Barbarians, Fighters, and Rogues, Rejoice!
It seems that there are really two ways to go about playing Pathfinder Roleplaying Games and similar d20 games: you can be a spellcaster, and have all kinds of crazy options to choose from, or you can be a more mundane, martial character, and, well…not. Sure, barbarians get rage powers and paladins can smite evil, and if you devote a bunch of feats to it you might get a couple of nifty tricks like two-weapon fighting or spring attacking, but at the end of the day most mundane characters spend their combat rounds doing full attack after full attack, and eventually that gets a little stale.

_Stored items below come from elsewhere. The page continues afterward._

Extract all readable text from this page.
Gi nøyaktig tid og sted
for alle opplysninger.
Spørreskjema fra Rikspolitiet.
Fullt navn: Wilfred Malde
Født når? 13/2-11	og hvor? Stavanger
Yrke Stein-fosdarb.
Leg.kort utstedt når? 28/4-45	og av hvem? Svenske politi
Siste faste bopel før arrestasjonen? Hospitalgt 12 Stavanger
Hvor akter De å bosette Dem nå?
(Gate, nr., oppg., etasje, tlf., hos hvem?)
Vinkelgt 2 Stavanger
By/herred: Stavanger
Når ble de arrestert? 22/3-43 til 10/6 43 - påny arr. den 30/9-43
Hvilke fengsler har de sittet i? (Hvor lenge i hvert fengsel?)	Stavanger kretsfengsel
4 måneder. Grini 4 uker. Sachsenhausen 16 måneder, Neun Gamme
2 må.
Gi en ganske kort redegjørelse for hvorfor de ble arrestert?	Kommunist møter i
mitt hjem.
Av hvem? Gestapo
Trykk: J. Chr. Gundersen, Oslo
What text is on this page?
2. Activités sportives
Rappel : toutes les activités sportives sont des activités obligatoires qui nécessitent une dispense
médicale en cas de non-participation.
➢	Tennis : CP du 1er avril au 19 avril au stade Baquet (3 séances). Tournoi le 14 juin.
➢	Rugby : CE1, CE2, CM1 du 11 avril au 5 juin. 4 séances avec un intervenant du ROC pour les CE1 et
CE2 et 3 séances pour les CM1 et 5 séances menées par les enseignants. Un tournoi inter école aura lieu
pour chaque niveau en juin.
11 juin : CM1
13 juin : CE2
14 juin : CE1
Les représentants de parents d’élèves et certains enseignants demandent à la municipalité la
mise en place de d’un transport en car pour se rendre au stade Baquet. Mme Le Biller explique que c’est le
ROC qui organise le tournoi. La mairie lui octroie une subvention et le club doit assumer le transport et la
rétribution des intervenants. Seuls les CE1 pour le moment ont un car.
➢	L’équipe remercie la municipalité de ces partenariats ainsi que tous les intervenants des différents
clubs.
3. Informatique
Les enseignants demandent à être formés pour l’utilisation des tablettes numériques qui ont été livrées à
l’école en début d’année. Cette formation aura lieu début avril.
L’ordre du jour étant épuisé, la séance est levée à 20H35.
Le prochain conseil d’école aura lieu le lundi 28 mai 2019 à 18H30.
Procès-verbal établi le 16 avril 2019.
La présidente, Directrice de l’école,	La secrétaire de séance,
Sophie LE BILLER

There have been attempts in the past to make fighters and their ilk more interesting to play, but all too often these rely on giving these characters magical (or at least supernatural) powers, and if you just want your character to be able to do cool things with a sword that demonstrate that he’s well-trained and knows a lot of useful techniques, that’s too bad, because your only options are using your sword to shoot laser beams and fly, or else falling back on the good old-fashioned full attack. Plus, they often require taking a special class, or using complex rules that are difficult to integrate into your game.
This book aims to provide a way for martially-inclined characters of any class to be more interesting without falling back on the supernatural. Through over 50 feats and seven very detailed archetypes, A Necromancer’s Grimoire: The Book of Martial Action will introduce you to the world of martial action points, a renewable resource that can be spent on a wide variety of martial techniques that allow your character to perform extraordinary—but decidedly non-magical—maneuvers, making combat wildly more dynamic and ensuring that you can always do something more interesting than a full attack.